Terrifying tactic was first used by IRA paramilitaries
Tiger kidnaps are so-called after the tactic of stalking potential victims and then using hostages to force business people or bank managers to hand over cash.
The terrifying tactic was first used by the Provisional IRA and other paramilitaries during the Troubles.
The Northern Ireland Bank robbery by members of the IRA, in which two bank workers and their families held hostage, netted a staggering £26m in 2004.
Northside Dublin criminal Derek Murphy was the first ordinary criminal to use the technique in a bid to rob a restaurant in 2000.
Murphy told his accomplice: "If he tries anything funny, shoot him in the leg." He was convicted after DNA found on a cigarette butt linked him to the scene.
Despite the risks tiger-robberies can yield big results for criminals compared to straight-forward armed hold-ups.
Two days before Christmas in 2008 a businessman from Co Kildare was the target of a tiger kidnap.
The security company director was forced to take €1.2m from secure storage and hand it to the gang holding his wife and daughter.
In 2005 another well-orchestrated tiger robbery netted €2.28m for an armed gang in which a family were held hostage.
And in February 2009 a Bank of Ireland official was forced to hand over €7.7m while his girlfriend was held at gunpoint.

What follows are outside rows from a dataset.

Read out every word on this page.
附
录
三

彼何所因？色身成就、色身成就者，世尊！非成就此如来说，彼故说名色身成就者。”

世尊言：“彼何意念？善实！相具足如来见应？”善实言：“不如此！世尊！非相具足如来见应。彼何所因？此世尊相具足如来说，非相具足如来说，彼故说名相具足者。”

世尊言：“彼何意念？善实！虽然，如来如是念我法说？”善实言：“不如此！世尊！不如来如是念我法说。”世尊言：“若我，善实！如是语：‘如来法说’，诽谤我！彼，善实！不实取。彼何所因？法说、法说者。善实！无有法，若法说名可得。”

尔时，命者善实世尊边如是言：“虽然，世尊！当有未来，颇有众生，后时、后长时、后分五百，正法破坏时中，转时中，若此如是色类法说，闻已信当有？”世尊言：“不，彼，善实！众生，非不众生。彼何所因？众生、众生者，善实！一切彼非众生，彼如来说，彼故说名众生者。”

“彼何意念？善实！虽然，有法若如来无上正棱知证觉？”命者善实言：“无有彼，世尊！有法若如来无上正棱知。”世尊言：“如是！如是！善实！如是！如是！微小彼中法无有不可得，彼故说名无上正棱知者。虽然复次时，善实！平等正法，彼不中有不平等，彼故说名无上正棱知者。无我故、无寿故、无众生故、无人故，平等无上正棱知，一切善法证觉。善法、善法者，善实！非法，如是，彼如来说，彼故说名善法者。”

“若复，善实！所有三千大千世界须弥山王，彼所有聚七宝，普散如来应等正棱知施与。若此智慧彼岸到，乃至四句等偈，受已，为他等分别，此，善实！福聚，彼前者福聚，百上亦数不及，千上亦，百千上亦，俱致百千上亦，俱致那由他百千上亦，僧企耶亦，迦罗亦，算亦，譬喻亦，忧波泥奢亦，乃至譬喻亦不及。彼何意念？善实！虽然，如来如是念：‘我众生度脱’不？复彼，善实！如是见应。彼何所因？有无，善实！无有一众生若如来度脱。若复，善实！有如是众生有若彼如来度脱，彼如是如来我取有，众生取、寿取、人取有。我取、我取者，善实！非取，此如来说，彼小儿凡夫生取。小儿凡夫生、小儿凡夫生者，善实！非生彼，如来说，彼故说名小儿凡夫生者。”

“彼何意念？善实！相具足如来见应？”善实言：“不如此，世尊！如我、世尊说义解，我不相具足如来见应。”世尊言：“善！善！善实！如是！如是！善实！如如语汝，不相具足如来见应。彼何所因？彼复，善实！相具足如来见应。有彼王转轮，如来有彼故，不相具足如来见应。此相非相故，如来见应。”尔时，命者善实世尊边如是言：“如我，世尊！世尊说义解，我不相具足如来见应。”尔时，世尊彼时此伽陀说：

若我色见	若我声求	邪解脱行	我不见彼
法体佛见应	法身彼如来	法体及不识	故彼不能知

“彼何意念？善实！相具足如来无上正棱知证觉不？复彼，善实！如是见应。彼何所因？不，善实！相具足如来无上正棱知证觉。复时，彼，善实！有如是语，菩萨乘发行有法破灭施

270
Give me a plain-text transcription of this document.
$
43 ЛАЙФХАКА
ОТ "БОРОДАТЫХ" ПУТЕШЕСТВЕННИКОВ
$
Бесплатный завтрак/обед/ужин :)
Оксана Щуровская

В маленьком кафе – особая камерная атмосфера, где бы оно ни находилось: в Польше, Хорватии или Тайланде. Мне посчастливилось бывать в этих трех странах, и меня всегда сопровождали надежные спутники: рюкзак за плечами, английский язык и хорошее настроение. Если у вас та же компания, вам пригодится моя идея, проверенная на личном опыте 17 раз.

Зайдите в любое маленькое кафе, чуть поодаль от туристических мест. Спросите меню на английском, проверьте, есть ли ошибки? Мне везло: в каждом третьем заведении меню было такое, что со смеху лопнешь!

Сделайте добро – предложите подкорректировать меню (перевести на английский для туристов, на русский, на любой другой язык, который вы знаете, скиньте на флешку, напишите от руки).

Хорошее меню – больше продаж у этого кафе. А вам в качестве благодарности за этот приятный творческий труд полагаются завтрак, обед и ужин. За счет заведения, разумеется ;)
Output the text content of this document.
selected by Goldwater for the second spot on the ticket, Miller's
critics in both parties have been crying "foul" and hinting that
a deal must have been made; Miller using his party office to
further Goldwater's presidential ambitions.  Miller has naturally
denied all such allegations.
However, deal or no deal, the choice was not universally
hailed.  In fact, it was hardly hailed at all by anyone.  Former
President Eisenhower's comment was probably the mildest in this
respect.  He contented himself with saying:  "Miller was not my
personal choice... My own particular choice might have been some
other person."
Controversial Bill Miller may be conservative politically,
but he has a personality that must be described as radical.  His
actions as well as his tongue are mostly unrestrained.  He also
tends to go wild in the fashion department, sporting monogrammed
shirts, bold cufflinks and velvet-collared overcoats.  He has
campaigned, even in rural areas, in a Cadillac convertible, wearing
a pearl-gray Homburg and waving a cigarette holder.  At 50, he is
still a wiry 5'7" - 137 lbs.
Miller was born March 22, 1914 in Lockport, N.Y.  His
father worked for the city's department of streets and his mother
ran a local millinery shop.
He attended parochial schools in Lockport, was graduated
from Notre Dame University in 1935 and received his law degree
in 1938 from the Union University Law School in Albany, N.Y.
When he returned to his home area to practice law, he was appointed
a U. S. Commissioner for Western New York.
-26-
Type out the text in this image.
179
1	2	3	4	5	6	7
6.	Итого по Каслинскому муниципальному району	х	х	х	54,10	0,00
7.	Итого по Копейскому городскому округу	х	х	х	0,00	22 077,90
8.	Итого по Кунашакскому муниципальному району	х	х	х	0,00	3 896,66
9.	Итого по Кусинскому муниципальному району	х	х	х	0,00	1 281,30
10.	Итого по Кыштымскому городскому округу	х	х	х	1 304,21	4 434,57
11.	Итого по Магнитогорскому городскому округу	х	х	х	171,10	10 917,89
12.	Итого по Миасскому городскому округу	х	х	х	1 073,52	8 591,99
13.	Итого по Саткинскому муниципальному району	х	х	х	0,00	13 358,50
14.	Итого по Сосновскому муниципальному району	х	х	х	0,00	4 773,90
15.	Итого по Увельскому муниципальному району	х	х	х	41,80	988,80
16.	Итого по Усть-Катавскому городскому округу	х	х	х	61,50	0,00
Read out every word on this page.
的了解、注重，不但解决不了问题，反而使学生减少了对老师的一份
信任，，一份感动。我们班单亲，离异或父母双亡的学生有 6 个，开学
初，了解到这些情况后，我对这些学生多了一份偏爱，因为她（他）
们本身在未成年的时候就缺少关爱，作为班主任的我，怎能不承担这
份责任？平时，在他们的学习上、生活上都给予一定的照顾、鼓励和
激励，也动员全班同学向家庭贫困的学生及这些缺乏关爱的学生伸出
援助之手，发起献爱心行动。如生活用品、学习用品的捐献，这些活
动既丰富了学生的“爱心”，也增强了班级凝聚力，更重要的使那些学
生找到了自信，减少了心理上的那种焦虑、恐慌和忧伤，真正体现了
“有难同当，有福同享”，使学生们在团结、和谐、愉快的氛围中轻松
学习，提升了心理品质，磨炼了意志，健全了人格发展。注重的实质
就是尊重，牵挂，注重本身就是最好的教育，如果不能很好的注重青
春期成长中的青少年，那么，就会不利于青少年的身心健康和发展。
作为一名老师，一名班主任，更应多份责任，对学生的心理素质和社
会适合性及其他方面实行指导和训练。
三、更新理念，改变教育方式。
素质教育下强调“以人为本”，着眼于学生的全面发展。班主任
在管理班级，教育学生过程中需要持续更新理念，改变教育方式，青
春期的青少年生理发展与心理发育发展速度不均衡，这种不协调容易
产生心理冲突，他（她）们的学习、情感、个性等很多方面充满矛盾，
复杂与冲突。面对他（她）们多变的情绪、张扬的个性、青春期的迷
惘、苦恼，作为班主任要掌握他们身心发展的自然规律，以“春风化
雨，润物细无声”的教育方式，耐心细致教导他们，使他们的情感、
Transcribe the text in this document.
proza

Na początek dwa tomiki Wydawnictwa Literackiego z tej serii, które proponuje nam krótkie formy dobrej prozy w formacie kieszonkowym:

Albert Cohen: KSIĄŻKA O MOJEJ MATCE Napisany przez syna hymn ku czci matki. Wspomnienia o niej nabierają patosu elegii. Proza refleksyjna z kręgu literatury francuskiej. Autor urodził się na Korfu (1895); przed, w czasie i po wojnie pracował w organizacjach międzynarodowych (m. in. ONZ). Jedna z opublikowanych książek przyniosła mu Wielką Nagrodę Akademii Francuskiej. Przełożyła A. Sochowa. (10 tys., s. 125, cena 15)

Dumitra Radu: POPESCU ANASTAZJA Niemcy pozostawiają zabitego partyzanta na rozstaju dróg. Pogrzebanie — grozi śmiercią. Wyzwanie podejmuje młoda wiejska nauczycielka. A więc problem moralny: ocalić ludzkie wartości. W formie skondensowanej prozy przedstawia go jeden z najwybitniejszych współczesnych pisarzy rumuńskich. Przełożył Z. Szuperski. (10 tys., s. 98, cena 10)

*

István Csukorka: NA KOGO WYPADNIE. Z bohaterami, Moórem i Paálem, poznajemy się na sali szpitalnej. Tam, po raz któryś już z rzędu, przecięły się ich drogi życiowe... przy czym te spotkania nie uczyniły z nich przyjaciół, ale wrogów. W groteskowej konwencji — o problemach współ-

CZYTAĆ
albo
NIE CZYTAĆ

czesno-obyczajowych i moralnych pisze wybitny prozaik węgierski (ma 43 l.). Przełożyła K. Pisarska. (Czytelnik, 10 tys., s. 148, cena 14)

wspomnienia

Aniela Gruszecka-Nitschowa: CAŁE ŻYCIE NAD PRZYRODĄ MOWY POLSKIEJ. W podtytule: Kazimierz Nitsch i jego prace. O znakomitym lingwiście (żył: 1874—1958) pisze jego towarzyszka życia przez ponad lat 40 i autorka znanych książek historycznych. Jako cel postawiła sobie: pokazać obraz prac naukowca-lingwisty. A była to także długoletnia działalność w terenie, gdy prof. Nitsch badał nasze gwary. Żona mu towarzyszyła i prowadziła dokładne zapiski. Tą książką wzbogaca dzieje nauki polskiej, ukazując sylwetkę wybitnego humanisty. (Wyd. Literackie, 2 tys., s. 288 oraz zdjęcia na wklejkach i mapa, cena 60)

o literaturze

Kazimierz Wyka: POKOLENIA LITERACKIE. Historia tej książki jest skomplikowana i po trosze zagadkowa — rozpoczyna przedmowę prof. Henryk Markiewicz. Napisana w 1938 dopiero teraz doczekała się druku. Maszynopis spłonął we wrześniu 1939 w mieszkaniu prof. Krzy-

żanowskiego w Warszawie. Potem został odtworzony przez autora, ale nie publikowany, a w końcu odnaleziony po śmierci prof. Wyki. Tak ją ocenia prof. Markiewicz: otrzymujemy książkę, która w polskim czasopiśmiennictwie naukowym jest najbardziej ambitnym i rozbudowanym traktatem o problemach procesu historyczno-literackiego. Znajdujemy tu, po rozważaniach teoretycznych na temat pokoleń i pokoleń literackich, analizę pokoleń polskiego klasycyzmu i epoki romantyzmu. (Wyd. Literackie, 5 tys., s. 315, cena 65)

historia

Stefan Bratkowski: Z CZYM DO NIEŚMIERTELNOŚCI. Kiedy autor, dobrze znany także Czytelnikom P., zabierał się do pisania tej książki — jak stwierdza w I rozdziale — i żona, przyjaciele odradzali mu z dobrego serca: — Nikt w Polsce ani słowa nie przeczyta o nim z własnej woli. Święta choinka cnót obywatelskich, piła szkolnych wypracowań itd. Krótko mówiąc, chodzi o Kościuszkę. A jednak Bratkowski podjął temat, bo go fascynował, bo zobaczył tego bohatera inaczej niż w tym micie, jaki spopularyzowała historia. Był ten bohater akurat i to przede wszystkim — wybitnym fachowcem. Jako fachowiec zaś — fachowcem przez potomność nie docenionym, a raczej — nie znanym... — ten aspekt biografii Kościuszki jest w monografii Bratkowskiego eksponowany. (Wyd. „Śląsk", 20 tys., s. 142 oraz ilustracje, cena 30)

The spate of such tiger robberies between 2005 and 2010 sparked calls for tighter protocols to stop criminal gangs using the tactic
Last year armed gardaí foiled a tiger kidnap gang who had targeted three women in a bid to rob a post office outlet at Sutton, north Dublin, thanks to safety protocols.
Shots were fired by officers during a dramatic car chase as a member of the gang was arrested in Malahide.
More than a dozen garda vehicles were involved in the operation. They were backed up by the helicopter unit and all the stolen cash was recovered.